In the final week of tedium we had CallMeDave ‘speaking from his heart’…ha,
ha, ha, ha, ha. Heart? Oh come now. Dave has been ‘pumped up’ due to his
‘passion for Britain’. Now CallMeArnie was pumped. Dave was pumped for small
businesses. Oh dear oh dear. Not pumped up enough, Dave added enterprise
loans to the workout. “If I’m getting lively about it, it’s because I feel bloody lively
about it!” Words truly fail here. The Teflon toff cannot be embarrassed.

The too-cool-for-school (ex-Etonian) has gone all arms and legs (okay, not legs)
flying everywhere to prove he’s human. Human? Dave was pumped up before a
group of accountants.

Idiot ‘journalists’ have said Lynton must be furious now that Dave has found his
inner Dave. Really? Oh really? The vile vicious vacuous Tory strategist guru
Lynton Crosby (trust me here, I’m not the only one who recognises his terribly
attractive traits) has constructed and orchestrated every tactical move. Surely he
rehearsed with Dave. “Throw both arms out, CallMeDave. Bring them in, out, in,
out - fast, fast, faster! More animation, CallMeDave! Express your inner
dedication, fervour, fire, commitment!” “Lynton. I don’t have any.”

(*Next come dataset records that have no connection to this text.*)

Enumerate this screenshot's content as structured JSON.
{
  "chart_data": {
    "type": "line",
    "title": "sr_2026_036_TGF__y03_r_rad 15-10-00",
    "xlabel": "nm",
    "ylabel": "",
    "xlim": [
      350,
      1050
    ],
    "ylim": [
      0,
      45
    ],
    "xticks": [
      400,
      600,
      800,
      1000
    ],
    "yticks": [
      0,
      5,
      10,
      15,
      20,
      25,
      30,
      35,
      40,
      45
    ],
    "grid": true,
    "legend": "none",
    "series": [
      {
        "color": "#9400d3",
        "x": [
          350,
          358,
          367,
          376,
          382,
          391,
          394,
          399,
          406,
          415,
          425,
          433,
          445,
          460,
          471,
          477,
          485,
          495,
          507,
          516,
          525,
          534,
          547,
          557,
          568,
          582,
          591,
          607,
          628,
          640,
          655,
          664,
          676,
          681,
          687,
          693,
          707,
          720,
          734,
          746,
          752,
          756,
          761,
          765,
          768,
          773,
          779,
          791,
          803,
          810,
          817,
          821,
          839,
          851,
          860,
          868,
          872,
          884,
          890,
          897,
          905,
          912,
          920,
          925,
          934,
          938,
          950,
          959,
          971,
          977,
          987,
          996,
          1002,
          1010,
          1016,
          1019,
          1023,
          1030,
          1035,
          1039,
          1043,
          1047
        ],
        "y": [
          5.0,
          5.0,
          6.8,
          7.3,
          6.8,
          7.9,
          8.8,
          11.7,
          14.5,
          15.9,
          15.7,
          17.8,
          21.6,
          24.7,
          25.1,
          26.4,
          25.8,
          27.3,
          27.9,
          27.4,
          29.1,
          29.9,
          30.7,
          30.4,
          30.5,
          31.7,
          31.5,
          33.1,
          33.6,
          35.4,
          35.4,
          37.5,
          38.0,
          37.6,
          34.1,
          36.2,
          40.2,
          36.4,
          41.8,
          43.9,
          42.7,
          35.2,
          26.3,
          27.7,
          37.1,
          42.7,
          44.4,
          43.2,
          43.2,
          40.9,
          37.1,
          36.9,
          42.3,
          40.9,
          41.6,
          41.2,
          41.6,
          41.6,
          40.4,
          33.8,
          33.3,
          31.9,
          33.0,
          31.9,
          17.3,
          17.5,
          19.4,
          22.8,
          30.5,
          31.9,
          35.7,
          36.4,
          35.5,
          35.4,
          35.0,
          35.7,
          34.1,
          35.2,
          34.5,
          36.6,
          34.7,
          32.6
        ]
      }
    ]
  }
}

It’sAllAboutMeDave was caught out describing the General Election as "career-
defining" – oh not a Freudian slip Dave - during a question and answer session
on the see-me-with-my-sleeves-rolled-up campaign trail. Dave was at Asda
headquarters. Perfect. Dave quickly corrected ‘the error' saying it was a
“country-defining" election. Indeed, Dave.

Then there was the revelation by Liberal Democrat chief secretary to the
Treasury, Danny Alexander, that the Tories planned an £8bn cut which includes  
slashing child benefits and child tax credits. CallMeDave had evidently initiated
and authorised. Chancellor Georgie blamed Alexander naturally, but Alexander is
in possession of the documents. Oops.

‘People get the government they deserve.’ Doesn’t bode well does it?